Rząd PiS chwalił się ostatnio sukcesem, jakim w ich mniemaniu, okazało się pięć lat istnienia programu Rodzina 500 Plus. Pomoc finansowa miała sprawić, że w Polsce znacząco zwiększy się liczba urodzeń, a także polepszy się stan materialny wielu rodzin. Osiągnięcie pierwszego z celi okazało się dosyć problematyczne, gdyż wskaźnik demograficzny w kraju nie zwiększył się znacząco. Jednak drugi aspekt 500 Plus przyniósł zamierzony efekt. Rząd premiera Mateusza Morawieckiego nie szczędzi środków na poprawę dzietności w kraju, dlatego minister rodziny i polityki społecznej Marlena Maląg, wyznała w jednym z ostatnich wywiadów, że Rada Ministrów szuka nowych rozwiązań. Dużą inspiracją dla nowych pomysłów na pomoc dla rodzin ma być podobno system węgierski.

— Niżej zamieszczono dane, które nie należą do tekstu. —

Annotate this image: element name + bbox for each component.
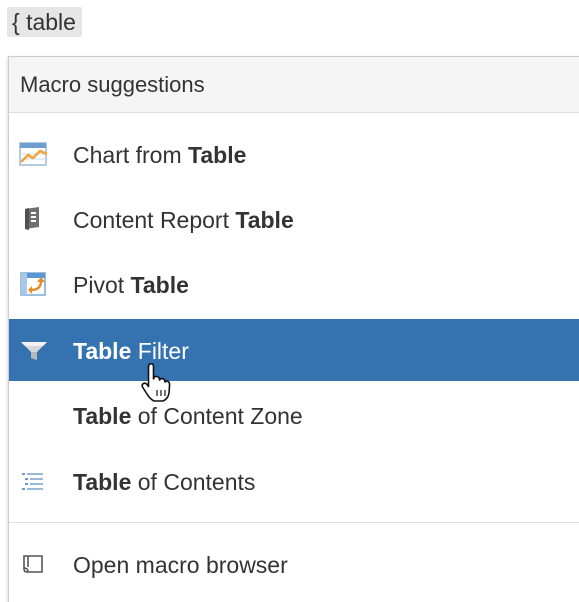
suggestion-table-filter[interactable]: Table Filter	[9, 319, 579, 381]
pivot-table-icon	[19, 270, 49, 298]
open-macro-browser[interactable]: Open macro browser	[9, 533, 579, 595]
suggestion-label: Table of Content Zone	[73, 403, 303, 429]
suggestion-table-of-content-zone[interactable]: Table of Content Zone	[9, 384, 579, 446]
suggestion-label: Content Report Table	[73, 207, 294, 233]
chart-icon	[19, 140, 49, 168]
open-macro-browser-label: Open macro browser	[73, 552, 288, 578]
suggestion-label: Pivot Table	[73, 272, 189, 298]
dropdown-divider	[9, 522, 579, 523]
macro-suggestions-dropdown: Macro suggestions Chart from Table Conte…	[8, 56, 579, 602]
content-report-icon	[19, 205, 49, 233]
dropdown-header: Macro suggestions	[9, 57, 579, 113]
suggestion-pivot-table[interactable]: Pivot Table	[9, 253, 579, 315]
suggestion-label: Table Filter	[73, 338, 189, 364]
filter-icon	[19, 336, 49, 364]
macro-query-chip: { table	[7, 7, 82, 37]
suggestion-label: Table of Contents	[73, 469, 256, 495]
suggestion-label: Chart from Table	[73, 142, 247, 168]
suggestion-content-report-table[interactable]: Content Report Table	[9, 188, 579, 250]
suggestion-chart-from-table[interactable]: Chart from Table	[9, 123, 579, 185]
page: { table Macro suggestions Chart from Tab…	[0, 0, 579, 602]
table-of-contents-icon	[19, 467, 49, 495]
dropdown-header-label: Macro suggestions	[20, 72, 205, 97]
macro-browser-icon	[19, 550, 49, 578]
suggestion-table-of-contents[interactable]: Table of Contents	[9, 450, 579, 512]
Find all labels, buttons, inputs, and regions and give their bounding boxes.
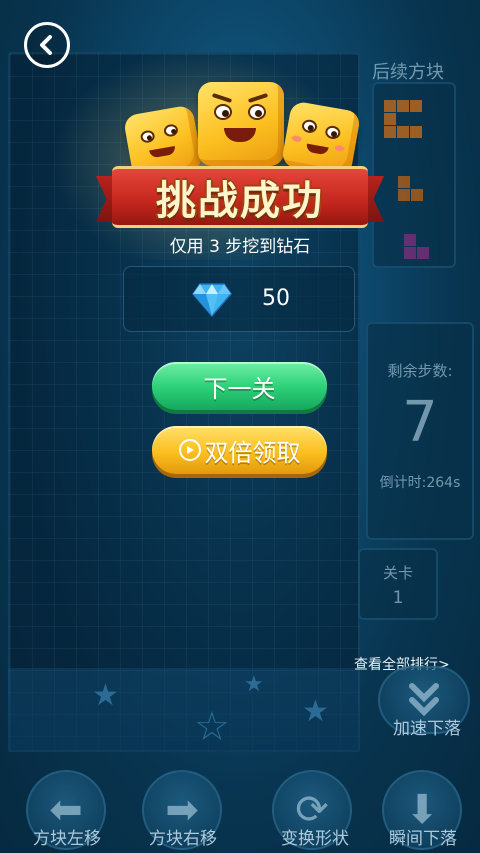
next-level-button[interactable]: 下一关 xyxy=(152,362,327,410)
star-icon: ☆ xyxy=(194,704,230,750)
cube-mascot-center xyxy=(198,82,284,166)
diamond-icon xyxy=(192,283,232,318)
reward-amount: 50 xyxy=(262,286,290,311)
level-label: 关卡 xyxy=(382,564,413,582)
countdown-text: 倒计时:264s xyxy=(379,475,461,491)
level-value: 1 xyxy=(392,588,404,608)
double-reward-button[interactable]: 双倍领取 xyxy=(152,426,327,474)
level-panel: 关卡 1 xyxy=(358,548,438,620)
board-decoration: ★ ☆ ★ ★ xyxy=(8,668,360,752)
steps-panel: 剩余步数: 7 倒计时:264s xyxy=(366,322,474,540)
dialog-subtitle: 仅用 3 步挖到钻石 xyxy=(169,237,311,257)
dialog-title: 挑战成功 xyxy=(156,178,324,224)
reward-box xyxy=(123,266,355,332)
move-right-label: 方块右移 xyxy=(149,829,217,849)
hard-drop-label: 瞬间下落 xyxy=(389,829,457,849)
play-icon xyxy=(178,439,201,461)
rotate-label: 变换形状 xyxy=(281,829,349,849)
double-reward-label: 双倍领取 xyxy=(204,438,301,467)
steps-value: 7 xyxy=(402,390,438,455)
star-icon: ★ xyxy=(302,694,329,729)
next-pieces-preview xyxy=(384,100,429,259)
next-level-label: 下一关 xyxy=(203,374,276,403)
speed-drop-label: 加速下落 xyxy=(393,719,461,739)
star-icon: ★ xyxy=(244,672,264,697)
steps-label: 剩余步数: xyxy=(387,362,453,380)
star-icon: ★ xyxy=(92,678,119,713)
move-left-label: 方块左移 xyxy=(33,829,101,849)
next-pieces-label: 后续方块 xyxy=(372,62,444,83)
success-banner: 挑战成功 xyxy=(112,166,368,228)
next-pieces-panel xyxy=(372,82,456,268)
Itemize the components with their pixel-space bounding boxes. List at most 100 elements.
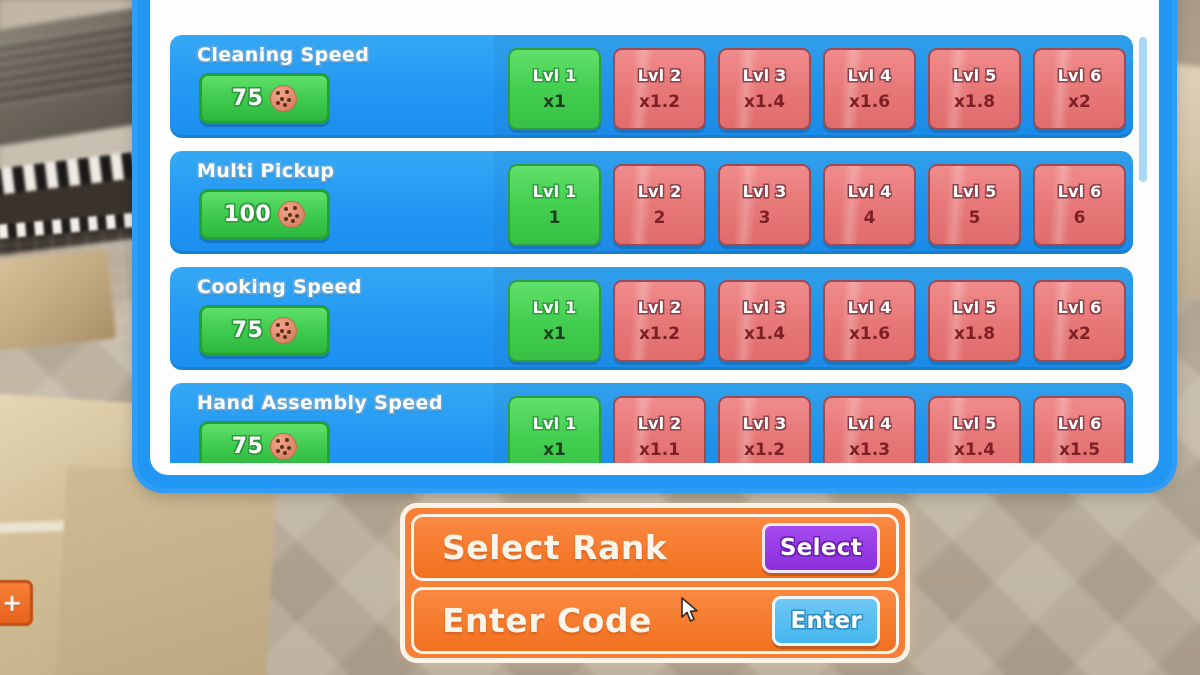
- level-button[interactable]: Lvl 6 6: [1033, 164, 1126, 246]
- upgrade-row[interactable]: Cooking Speed 75 Lvl 1 x1 Lvl 2 x1.2 Lvl 3 x1.4…: [170, 267, 1133, 370]
- level-button[interactable]: Lvl 3 x1.2: [718, 396, 811, 463]
- scrollbar-thumb[interactable]: [1139, 37, 1147, 182]
- add-button[interactable]: +: [0, 580, 33, 626]
- level-label: Lvl 4: [847, 66, 892, 85]
- level-label: Lvl 2: [637, 414, 682, 433]
- level-label: Lvl 4: [847, 182, 892, 201]
- price-value: 100: [223, 202, 272, 227]
- level-label: Lvl 1: [532, 66, 577, 85]
- level-button[interactable]: Lvl 5 x1.4: [928, 396, 1021, 463]
- level-label: Lvl 6: [1057, 414, 1102, 433]
- level-buttons: Lvl 1 x1 Lvl 2 x1.1 Lvl 3 x1.2 Lvl 4 x1.3 Lvl 5 x…: [508, 396, 1126, 463]
- level-label: Lvl 6: [1057, 66, 1102, 85]
- level-label: Lvl 2: [637, 298, 682, 317]
- level-value: x1.4: [743, 324, 786, 344]
- small-box-prop: [0, 248, 117, 352]
- upgrade-row[interactable]: Multi Pickup 100 Lvl 1 1 Lvl 2 2 Lvl 3 3 Lvl 44L…: [170, 151, 1133, 254]
- upgrades-panel-inner: Cleaning Speed 75 Lvl 1 x1 Lvl 2 x1.2 Lvl 3 x1.…: [150, 0, 1159, 475]
- enter-code-label: Enter Code: [442, 601, 652, 640]
- price-value: 75: [231, 318, 264, 343]
- level-label: Lvl 1: [532, 414, 577, 433]
- level-value: 3: [758, 208, 771, 228]
- select-rank-label: Select Rank: [442, 528, 668, 567]
- game-screen: + Cleaning Speed 75 Lvl 1 x1 Lvl 2 x1.2 Lvl 3 x…: [0, 0, 1200, 675]
- level-value: x1.2: [743, 440, 786, 460]
- level-label: Lvl 5: [952, 414, 997, 433]
- level-label: Lvl 3: [742, 414, 787, 433]
- cookie-icon: [270, 85, 298, 112]
- level-button[interactable]: Lvl 6 x2: [1033, 280, 1126, 362]
- cookie-icon: [278, 201, 306, 228]
- level-label: Lvl 3: [742, 66, 787, 85]
- level-value: x1.1: [638, 440, 681, 460]
- level-button[interactable]: Lvl 3 x1.4: [718, 280, 811, 362]
- level-button[interactable]: Lvl 4 4: [823, 164, 916, 246]
- level-label: Lvl 6: [1057, 298, 1102, 317]
- level-buttons: Lvl 1 1 Lvl 2 2 Lvl 3 3 Lvl 4 4 Lvl 5 5 Lvl 6 6: [508, 164, 1126, 246]
- level-button[interactable]: Lvl 4 x1.3: [823, 396, 916, 463]
- upgrade-title: Hand Assembly Speed: [197, 392, 443, 414]
- level-value: x1: [543, 324, 566, 344]
- price-badge[interactable]: 75: [199, 421, 330, 463]
- level-label: Lvl 1: [532, 182, 577, 201]
- enter-button[interactable]: Enter: [772, 595, 880, 646]
- level-button[interactable]: Lvl 3 3: [718, 164, 811, 246]
- cookie-icon: [270, 317, 298, 344]
- level-label: Lvl 1: [532, 298, 577, 317]
- level-label: Lvl 4: [847, 414, 892, 433]
- select-button[interactable]: Select: [761, 522, 880, 573]
- price-value: 75: [231, 86, 264, 111]
- level-label: Lvl 4: [847, 298, 892, 317]
- level-button[interactable]: Lvl 1 1: [508, 164, 601, 246]
- level-label: Lvl 3: [742, 298, 787, 317]
- level-button[interactable]: Lvl 3 x1.4: [718, 48, 811, 130]
- select-rank-row[interactable]: Select Rank Select: [411, 514, 899, 581]
- enter-code-row[interactable]: Enter Code Enter: [411, 587, 899, 654]
- level-button[interactable]: Lvl 4 x1.6: [823, 280, 916, 362]
- level-button[interactable]: Lvl 1 x1: [508, 280, 601, 362]
- price-badge[interactable]: 75: [199, 305, 330, 356]
- level-value: x1.6: [848, 92, 891, 112]
- price-badge[interactable]: 75: [199, 73, 330, 124]
- level-button[interactable]: Lvl 4 x1.6: [823, 48, 916, 130]
- level-button[interactable]: Lvl 2 x1.2: [613, 48, 706, 130]
- level-value: 1: [548, 208, 561, 228]
- level-button[interactable]: Lvl 5 x1.8: [928, 48, 1021, 130]
- level-button[interactable]: Lvl 5 5: [928, 164, 1021, 246]
- scrollbar-track[interactable]: [1139, 37, 1147, 422]
- level-value: x1.5: [1058, 440, 1101, 460]
- price-value: 75: [231, 434, 264, 459]
- level-label: Lvl 2: [637, 182, 682, 201]
- level-button[interactable]: Lvl 2 2: [613, 164, 706, 246]
- level-label: Lvl 5: [952, 298, 997, 317]
- level-value: x2: [1068, 324, 1091, 344]
- level-button[interactable]: Lvl 2 x1.1: [613, 396, 706, 463]
- level-value: 2: [653, 208, 666, 228]
- level-label: Lvl 6: [1057, 182, 1102, 201]
- upgrade-row[interactable]: Hand Assembly Speed 75 Lvl 1 x1 Lvl 2 x1.1 Lvl…: [170, 383, 1133, 463]
- cookie-icon: [270, 433, 298, 460]
- level-value: 6: [1073, 208, 1086, 228]
- level-button[interactable]: Lvl 5 x1.8: [928, 280, 1021, 362]
- level-buttons: Lvl 1 x1 Lvl 2 x1.2 Lvl 3 x1.4 Lvl 4 x1.6 Lvl 5 x…: [508, 280, 1126, 362]
- upgrade-rows-list[interactable]: Cleaning Speed 75 Lvl 1 x1 Lvl 2 x1.2 Lvl 3 x1.…: [170, 0, 1133, 463]
- level-button[interactable]: Lvl 1 x1: [508, 48, 601, 130]
- upgrades-panel: Cleaning Speed 75 Lvl 1 x1 Lvl 2 x1.2 Lvl 3 x1.…: [137, 0, 1172, 488]
- level-button[interactable]: Lvl 1 x1: [508, 396, 601, 463]
- level-label: Lvl 2: [637, 66, 682, 85]
- level-value: x1.6: [848, 324, 891, 344]
- level-value: x1.4: [953, 440, 996, 460]
- upgrade-title: Cooking Speed: [197, 276, 362, 298]
- level-value: 5: [968, 208, 981, 228]
- level-button[interactable]: Lvl 6 x1.5: [1033, 396, 1126, 463]
- upgrade-row[interactable]: Cleaning Speed 75 Lvl 1 x1 Lvl 2 x1.2 Lvl 3 x1.…: [170, 35, 1133, 138]
- level-button[interactable]: Lvl 2 x1.2: [613, 280, 706, 362]
- action-panel: Select Rank Select Enter Code Enter: [400, 503, 910, 663]
- level-label: Lvl 3: [742, 182, 787, 201]
- price-badge[interactable]: 100: [199, 189, 330, 240]
- level-value: x1.4: [743, 92, 786, 112]
- upgrade-title: Multi Pickup: [197, 160, 335, 182]
- level-button[interactable]: Lvl 6 x2: [1033, 48, 1126, 130]
- level-value: x1.2: [638, 92, 681, 112]
- level-value: x1.8: [953, 324, 996, 344]
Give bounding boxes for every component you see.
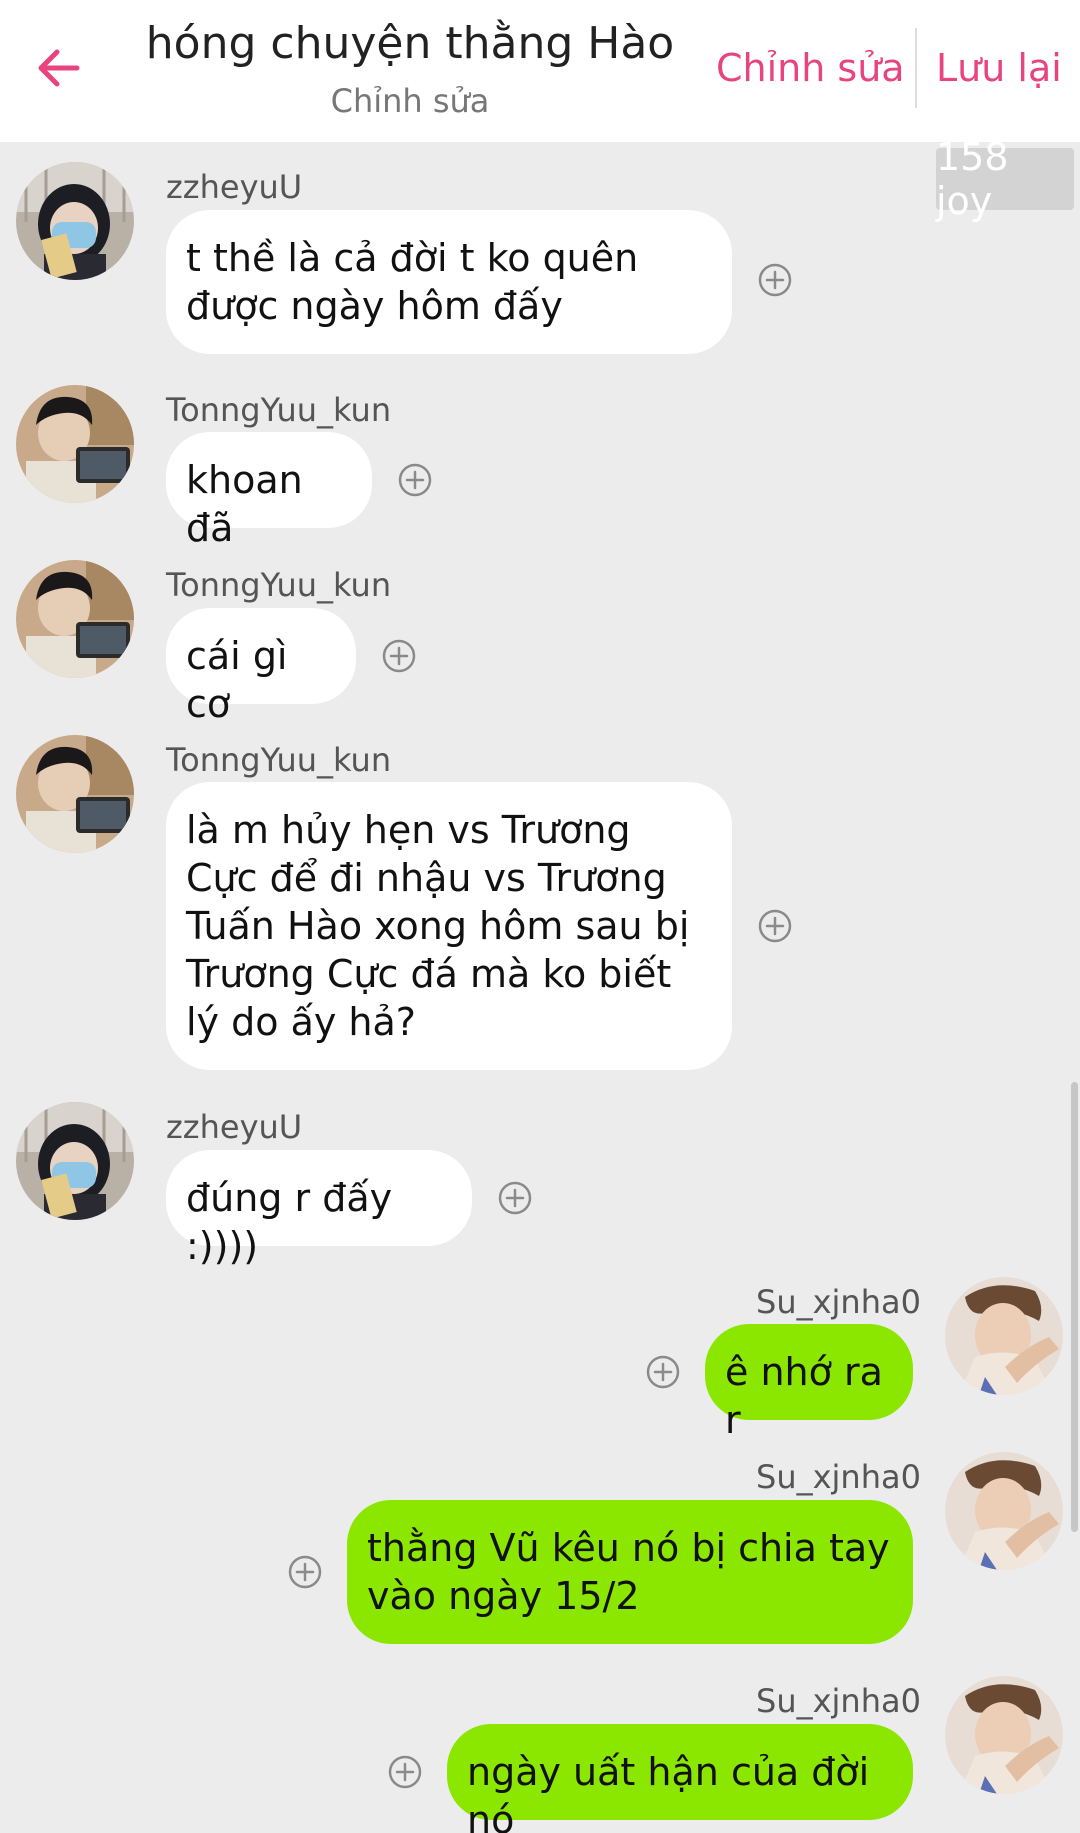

500 plus to nie wszystko, Marlena Maląg wymienia jakie pomysły ma rząd PiS
Minister Maląg zaznaczyła, że niektóre rozwiązania węgierskiego systemu pomocy rodzinom mogłyby znaleźć także zastosowanie w Polsce. O jaką pomoc chodzi? Minister rodziny i polityki społecznej, razem z szefami bliźniaczych resortów w innych krajach grupy wyszehradzkiej, porozumienie o wspólnym kierunku polityki prorodzinnej. Ministrowie rodziny krajów grupy V4, czyli Czech, Polski, Słowacji i Węgier, za swój główny cel przyjmują zwiększenie dzietności, ale także poprawę warunków życia rodzin w swoich krajach.
Podczas wywiadu udzielonego Telewizji Republika minister Maląg podkreśliła, że dla niej rodzina to przede wszystkim inwestycję. Dodała również, że dużą inspirację czerpie z węgierskiego systemu wsparcia rodziny. Zaznaczyła też , że współpraca z minister rodziny Węgier Kataliną Novák jest bardzo budująca. Węgrzy przeznaczają w tej chwili aż 5 proc. PKB na wspieranie polityki prorodzinnej. Pieniądze są rozdysponowywane między innymi na mieszkania dla rodzin, nowe żłobki, a także świadczenia na dzieci, które mają zachęcać do zakładania rodzin.
Jednym z węgierskich pomysłów, który jest mocno rozważany do wprowadzenia w Polsce jest tzw. program Babcia Plus. Kierowany byłby on do osób starszych, które opiekują się wnukami, co umożliwiłoby kobietom szybszy powrót do pracy po porodzie.